Но Перцов не просто человек, а лингвист, поэтому он абсолютно глух к поэтической речи. Подумаешь, сказал Пастернак «Мотовилиха», да мог что угодно брякнуть! Тоже мне имя… Тогда как в поэзии:
Каждый звук был проверен и взвешен прилежно,каждый звук, как себя, сознаю, —а меж тем назовут и пустой и небрежнойбыстролетную песню мою… [163]Прочитав «Пушкин-обезьяна», один более или менее известный лингвист воскликнул: «Да не может быть, чтобы Набоков все это имел в виду!..» То есть Набоков, конечно, великий писатель, но иметь в виду что-либо, кроме сказанного, не может, да и вообще должен быть прост и удобен в обращении, как телефонный справочник. При этом аналитическая глухота лингвиста не только не исключает, а предполагает тотальную лингвоцентричность сознания. И тут, как в анекдоте: «Как отличить зайца от зайчихи?» – «Да очень просто. Надо выпустить в чистом поле и посмотреть: если побежал, то – он, а если побежала, то – она» (любимый анекдот Мирона Петровского).
163
Владимир Набоков. Стихотворения. СПб., 2002. С. 101.
Беззастенчиво перевирая наш анализ мандельштамовских стихотворений «Старик» и «Золотой», г-н Перцов вопрошает: «Пришло ли горе-старателям в голову посчитать общеязыковую вероятность, с какой буквосочетание ор появляется в отрезке текста соответствующей длины?» Ответ: нет, не пришло, это не нашего ума дело. Не нам, горе-старателям, считать общеязыковую вероятность или даже необходимость появления той или иной единицы. Если исходить из презумпции полного доверия к системе внутритекстовых связей, то достаточно одного употребления, и без всякой там вероятности.
Ну и пошел плясать сумрак в галочной тревоге: «Мандельштам описывает в «Египетской марке» глобус: «…аквамариновые и охряные полушария, как два большие мяча, затянутые в сетку широт». Оказывается, этот пассаж «включает глоссограф – нем. Ohr «ухо»: «охряные полушария», «в сетку широт» (с. 278). В последнем случае без дела не остался и сегмент рот: «в этом невероятном «сетк-уши-рот» исследователи с восторгом констатируют «единство визуального и аудиального»».
Этот пассаж, видимо, представляется г-ну Перцову настолько очевидно-идиотическим, что он оставляет его без комментария.
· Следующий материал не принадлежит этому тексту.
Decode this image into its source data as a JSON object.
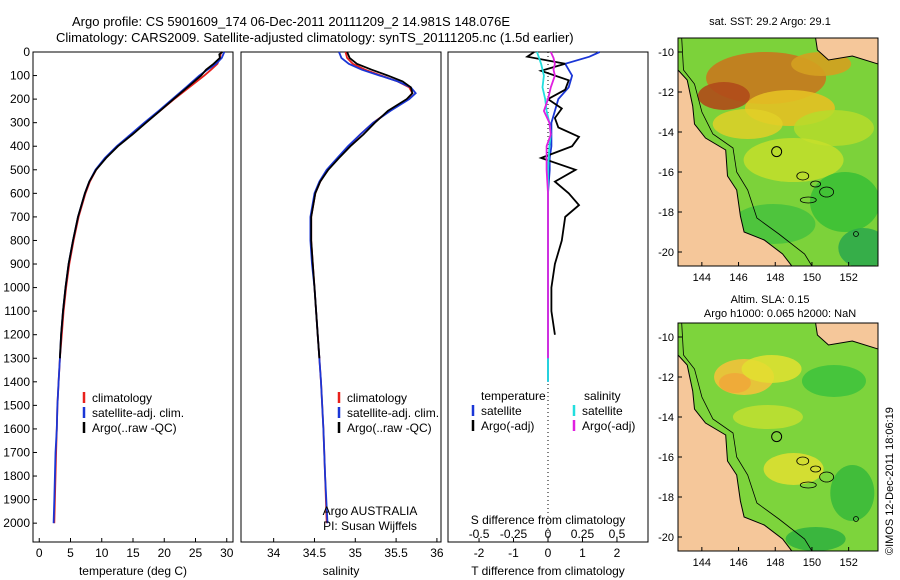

Поскольку не только он, но и рецензент «Новой русской книги» предъявлял в качестве «неистощимой изобретательности авторов» (читай: неутомимой бредовости) эту «сетк-уши-рот», не лишне будет объясниться. Да, у Мандельштама сказано: «аквамариновые и ОХРяные полушария, как два большие мяча, затянутые в сеткУ ШИРОТ». Ницше ополчался на современников, которые оставляют уши в письменном столе и книги пожирают глазами. Похоже, с современниками он поспешил. Уж если поэт нарочито делает такую специфическую ошибку, то это всегда неспроста. Неужели вам, господа, не приходило в голову, что СЕТКИ из широт не бывает? Для сетки нужны еще и меридианы. Для того чтобы предъявлять читателю эту мандельштамовскую игру с ОХР (нем. Ohr – «ухо»), сохранность слушания и говорения, мы «прогнали» весь мандельштамовский четырехтомник для получения оглушительной по репрезентативности выборки веселейшей игры поэта этими значениями (благо, компьютер позволяет это сделать). Поэтому и предупреждали заинтересованного читателя: нам самим такого не выдумать, воображения не хватит! А привели только часть из этой выборки (как и во многих иных случаях, так как обязательно проверяли многие свои находки и утверждения), чтобы не лишать читателя радости собственных находок, если он доброжелателен и любопытен. Так устроена книга. Единство аудиального и визуального, «звукозрительное понимание» (Эйзенштейн), постулированное самими теоретиками начала XX века и открыто практиковавшееся в поэзии, лейтмотивом проходит через всю нашу книгу. По Перцову же получается, что на это единство указано только раз и курам на смех. А нам теперь, как сказал бы Ильф, ходить с цинковыми мордами.